Frases de Augusto Cury - Viviam vazios, entediados, ans...

Viviam vazios, entediados, ansiosos, inundados de tranquilizantes. Não se humanizavam. Eram deuses que morriam um pouco a cada momento, eram deuses que negavam seus conflitos.
Augusto Cury
Significado e Contexto
Esta citação de Augusto Cury descreve uma condição psicológica e existencial onde indivíduos, apesar de viverem em sociedades tecnologicamente avançadas, experimentam um profundo vazio interior. O 'vazio' refere-se à falta de propósito e significado, enquanto o 'tédio' e 'ansiedade' são sintomas dessa desconexão consigo mesmos. A expressão 'inundados de tranquilizantes' simboliza tanto a medicalização excessiva dos mal-estares emocionais quanto os mecanismos de fuga (como consumo, tecnologia ou vícios) que a sociedade oferece para anestesiar o sofrimento. A metáfora 'deuses que morriam um pouco a cada momento' sugere uma contradição: seres humanos com potencial divino (capacidade de criação, consciência, liberdade) que, ao negarem seus conflitos internos e emocionais, perdem gradualmente sua vitalidade e humanidade. A 'negação dos conflitos' representa a recusa em enfrentar questões fundamentais da existência, levando a uma vida superficial e desconectada da autenticidade. Cury critica assim uma cultura que valoriza a aparência de perfeição em detrimento do crescimento através do confronto com as próprias limitações.
Origem Histórica
Augusto Cury é um psiquiatra, psicoterapeuta e escritor brasileiro nascido em 1958, conhecido por suas obras sobre inteligência emocional, gestão da mente e crítica aos excessos da sociedade moderna. Esta citação provavelmente deriva de sua extensa produção literária focada nos desafios psicológicos do século XXI, como a série 'Análise da Inteligência de Cristo' ou livros como 'O Vendedor de Sonhos' e 'Ansiedade - Como Enfrentar o Mal do Século'. Seu trabalho surge num contexto de crescente medicalização da saúde mental e de transformações sociais aceleradas pela globalização e tecnologia.
Relevância Atual
Esta frase mantém extrema relevância hoje devido à epidemia global de problemas de saúde mental, como ansiedade e depressão, agravada por factores como redes sociais, pressão profissional e isolamento.
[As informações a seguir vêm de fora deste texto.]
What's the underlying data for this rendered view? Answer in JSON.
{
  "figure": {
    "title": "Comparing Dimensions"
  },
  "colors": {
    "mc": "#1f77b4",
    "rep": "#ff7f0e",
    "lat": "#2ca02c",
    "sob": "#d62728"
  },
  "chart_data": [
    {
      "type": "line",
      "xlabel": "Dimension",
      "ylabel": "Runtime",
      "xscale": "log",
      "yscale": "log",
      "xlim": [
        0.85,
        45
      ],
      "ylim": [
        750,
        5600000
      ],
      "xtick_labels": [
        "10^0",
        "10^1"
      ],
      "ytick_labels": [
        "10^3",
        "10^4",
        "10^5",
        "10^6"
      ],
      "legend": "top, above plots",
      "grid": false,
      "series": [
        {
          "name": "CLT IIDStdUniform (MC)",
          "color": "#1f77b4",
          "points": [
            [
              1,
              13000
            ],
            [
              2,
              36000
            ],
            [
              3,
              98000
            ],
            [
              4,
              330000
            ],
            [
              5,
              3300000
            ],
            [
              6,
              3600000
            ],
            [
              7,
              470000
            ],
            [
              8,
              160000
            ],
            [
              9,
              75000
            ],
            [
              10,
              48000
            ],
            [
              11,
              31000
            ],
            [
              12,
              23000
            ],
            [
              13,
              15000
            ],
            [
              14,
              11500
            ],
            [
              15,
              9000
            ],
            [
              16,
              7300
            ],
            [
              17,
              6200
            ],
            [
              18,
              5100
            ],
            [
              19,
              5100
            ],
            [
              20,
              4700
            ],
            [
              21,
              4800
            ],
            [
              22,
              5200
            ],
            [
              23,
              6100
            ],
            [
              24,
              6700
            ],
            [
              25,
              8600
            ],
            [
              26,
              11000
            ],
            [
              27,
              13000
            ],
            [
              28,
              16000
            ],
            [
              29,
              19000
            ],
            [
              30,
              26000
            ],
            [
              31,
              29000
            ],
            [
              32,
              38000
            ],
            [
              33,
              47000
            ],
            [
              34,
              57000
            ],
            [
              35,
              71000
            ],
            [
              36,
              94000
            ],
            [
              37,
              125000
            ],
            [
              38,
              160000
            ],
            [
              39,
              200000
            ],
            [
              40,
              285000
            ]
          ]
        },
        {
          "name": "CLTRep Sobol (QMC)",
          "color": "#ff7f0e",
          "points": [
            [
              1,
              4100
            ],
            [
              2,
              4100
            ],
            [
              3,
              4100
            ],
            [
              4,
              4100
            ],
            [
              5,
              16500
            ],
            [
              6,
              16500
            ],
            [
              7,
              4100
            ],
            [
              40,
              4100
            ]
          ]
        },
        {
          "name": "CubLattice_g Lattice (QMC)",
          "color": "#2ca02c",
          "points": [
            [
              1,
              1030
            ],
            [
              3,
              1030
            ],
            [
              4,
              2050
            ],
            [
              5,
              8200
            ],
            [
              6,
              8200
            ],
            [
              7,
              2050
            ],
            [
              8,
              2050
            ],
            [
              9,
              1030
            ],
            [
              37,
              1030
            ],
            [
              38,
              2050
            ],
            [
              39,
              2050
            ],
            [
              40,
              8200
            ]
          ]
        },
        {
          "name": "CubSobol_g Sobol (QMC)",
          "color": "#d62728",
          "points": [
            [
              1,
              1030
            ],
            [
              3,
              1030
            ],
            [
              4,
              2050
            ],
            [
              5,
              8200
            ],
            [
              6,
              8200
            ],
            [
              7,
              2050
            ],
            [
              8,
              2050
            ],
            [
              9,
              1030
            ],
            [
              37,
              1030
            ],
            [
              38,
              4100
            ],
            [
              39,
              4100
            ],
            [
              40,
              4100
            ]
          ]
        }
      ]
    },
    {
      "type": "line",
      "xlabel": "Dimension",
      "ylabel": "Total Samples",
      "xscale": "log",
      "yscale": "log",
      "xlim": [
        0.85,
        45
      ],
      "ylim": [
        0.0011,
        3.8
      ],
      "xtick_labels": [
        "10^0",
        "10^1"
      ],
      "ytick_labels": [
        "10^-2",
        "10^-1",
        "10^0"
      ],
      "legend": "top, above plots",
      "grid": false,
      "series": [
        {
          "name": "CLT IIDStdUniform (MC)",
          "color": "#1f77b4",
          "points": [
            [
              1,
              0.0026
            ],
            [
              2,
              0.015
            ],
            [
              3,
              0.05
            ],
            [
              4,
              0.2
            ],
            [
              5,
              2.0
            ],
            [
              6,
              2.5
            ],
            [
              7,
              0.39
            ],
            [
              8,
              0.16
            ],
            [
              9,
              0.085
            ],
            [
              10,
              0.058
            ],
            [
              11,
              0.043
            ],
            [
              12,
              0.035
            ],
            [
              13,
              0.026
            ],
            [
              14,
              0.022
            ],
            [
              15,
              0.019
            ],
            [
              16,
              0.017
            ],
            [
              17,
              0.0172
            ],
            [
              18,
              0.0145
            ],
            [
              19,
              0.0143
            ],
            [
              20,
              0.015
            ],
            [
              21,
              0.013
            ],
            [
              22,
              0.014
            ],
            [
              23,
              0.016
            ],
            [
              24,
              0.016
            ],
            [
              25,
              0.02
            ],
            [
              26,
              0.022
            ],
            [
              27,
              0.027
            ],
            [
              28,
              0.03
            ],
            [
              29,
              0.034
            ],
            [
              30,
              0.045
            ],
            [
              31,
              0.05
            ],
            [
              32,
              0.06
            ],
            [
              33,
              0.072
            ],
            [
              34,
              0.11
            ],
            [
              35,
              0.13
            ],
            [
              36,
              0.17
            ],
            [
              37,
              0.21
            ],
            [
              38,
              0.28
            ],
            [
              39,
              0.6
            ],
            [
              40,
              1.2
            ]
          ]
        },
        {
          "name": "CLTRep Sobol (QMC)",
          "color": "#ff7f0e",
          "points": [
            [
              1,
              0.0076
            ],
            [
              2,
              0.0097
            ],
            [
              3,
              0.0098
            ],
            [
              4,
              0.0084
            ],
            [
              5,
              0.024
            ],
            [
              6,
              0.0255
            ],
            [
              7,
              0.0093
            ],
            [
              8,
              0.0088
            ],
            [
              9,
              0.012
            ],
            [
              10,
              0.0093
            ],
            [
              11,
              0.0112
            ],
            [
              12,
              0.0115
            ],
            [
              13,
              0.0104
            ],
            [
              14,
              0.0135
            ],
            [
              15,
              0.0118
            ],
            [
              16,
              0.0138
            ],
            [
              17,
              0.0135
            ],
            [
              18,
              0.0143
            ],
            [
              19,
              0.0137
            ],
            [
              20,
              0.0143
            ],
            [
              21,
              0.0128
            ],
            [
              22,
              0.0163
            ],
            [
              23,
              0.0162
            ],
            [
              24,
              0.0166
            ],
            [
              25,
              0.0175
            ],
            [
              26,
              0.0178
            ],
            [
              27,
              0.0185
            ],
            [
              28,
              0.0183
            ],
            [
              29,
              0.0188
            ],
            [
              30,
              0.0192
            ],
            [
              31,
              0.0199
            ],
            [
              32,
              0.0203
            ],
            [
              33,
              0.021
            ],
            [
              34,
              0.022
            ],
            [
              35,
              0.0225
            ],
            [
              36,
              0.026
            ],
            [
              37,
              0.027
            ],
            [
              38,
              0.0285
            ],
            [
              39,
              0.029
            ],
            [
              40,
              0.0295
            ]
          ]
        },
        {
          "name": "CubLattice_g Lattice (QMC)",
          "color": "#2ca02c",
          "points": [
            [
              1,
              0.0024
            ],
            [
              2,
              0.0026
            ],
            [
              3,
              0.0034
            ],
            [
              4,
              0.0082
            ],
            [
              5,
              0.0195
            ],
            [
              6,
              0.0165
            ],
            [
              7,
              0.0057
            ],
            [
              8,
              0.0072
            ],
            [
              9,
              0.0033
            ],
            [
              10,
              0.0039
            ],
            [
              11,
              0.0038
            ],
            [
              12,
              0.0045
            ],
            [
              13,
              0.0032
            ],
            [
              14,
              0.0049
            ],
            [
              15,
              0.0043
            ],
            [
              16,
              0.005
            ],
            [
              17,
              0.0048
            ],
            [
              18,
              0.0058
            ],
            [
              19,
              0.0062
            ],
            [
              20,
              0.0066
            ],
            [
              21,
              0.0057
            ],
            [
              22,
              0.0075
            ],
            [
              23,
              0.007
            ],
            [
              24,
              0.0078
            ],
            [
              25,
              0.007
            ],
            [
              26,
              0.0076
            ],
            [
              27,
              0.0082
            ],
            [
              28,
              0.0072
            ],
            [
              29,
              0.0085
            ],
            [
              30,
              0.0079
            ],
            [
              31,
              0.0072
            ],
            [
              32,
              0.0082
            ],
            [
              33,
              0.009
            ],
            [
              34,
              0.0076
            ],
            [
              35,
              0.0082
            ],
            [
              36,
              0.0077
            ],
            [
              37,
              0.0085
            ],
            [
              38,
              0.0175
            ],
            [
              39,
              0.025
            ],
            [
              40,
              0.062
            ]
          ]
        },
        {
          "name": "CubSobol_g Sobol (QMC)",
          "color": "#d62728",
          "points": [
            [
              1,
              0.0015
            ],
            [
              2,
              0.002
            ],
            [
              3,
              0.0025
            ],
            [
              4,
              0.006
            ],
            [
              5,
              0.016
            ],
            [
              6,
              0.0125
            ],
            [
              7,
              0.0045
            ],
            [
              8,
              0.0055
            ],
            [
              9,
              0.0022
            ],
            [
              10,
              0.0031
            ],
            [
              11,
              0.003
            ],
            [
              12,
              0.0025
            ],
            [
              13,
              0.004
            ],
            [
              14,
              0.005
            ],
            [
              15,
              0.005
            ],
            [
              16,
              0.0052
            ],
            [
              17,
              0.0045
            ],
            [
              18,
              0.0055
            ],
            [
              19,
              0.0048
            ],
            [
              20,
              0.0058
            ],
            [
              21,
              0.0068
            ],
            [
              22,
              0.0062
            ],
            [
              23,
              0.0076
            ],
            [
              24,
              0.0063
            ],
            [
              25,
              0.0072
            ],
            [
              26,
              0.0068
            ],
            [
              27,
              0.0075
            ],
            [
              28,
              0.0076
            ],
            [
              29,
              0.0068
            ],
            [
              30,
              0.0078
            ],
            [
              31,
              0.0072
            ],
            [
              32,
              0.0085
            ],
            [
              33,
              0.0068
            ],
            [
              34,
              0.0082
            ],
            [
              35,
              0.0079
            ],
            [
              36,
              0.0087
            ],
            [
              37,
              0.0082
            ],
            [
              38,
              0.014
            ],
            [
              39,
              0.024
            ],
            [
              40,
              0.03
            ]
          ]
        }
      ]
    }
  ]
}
A cultura do 'bem-estar' superficial e a busca por soluções rápidas (como pílulas ou entretenimento constante) ecoam a ideia de estar 'inundado de tranquilizantes'. Além disso, a negação de conflitos reflecte tendências contemporâneas como o cancelamento cultural ou a polarização, onde diálogos profundos são evitados. A metáfora dos 'deuses' ressoa com a ilusão de omnipotência criada pela tecnologia, que contrasta com uma crescente fragilidade emocional.
Fonte Original: Provavelmente do livro 'O Vendedor de Sonhos' ou de outras obras de Augusto Cury sobre psicologia e sociedade. A citação é frequentemente atribuída a ele em contextos de palestras e artigos sobre saúde mental.
Citação Original: Viviam vazios, entediados, ansiosos, inundados de tranquilizantes. Não se humanizavam. Eram deuses que morriam um pouco a cada momento, eram deuses que negavam seus conflitos.
Exemplos de Uso
- Na era das redes sociais, muitos jovens vivem 'inundados de tranquilizantes' digitais, evitando confrontar sua ansiedade existencial.
- Empresas que promovem culturas tóxicas de perfeição criam funcionários que 'negam seus conflitos', resultando em burnout colectivo.
- A dependência de medicamentos para a ansiedade, sem terapia complementar, ilustra a ideia de 'deuses que morrem um pouco a cada momento'.
Variações e Sinônimos
- A fuga de si mesmo é a maior das prisões.
- Viver na superfície é morrer por dentro.
- A sociedade do cansaço produz almas adormecidas.
- Quem nega a sombra, perde a luz.
Curiosidades
Augusto Cury é um dos autores brasileiros mais lidos no mundo, com obras traduzidas para mais de 70 países, e desenvolveu a teoria da 'Inteligência Multifocal', que estuda o processo de construção dos pensamentos.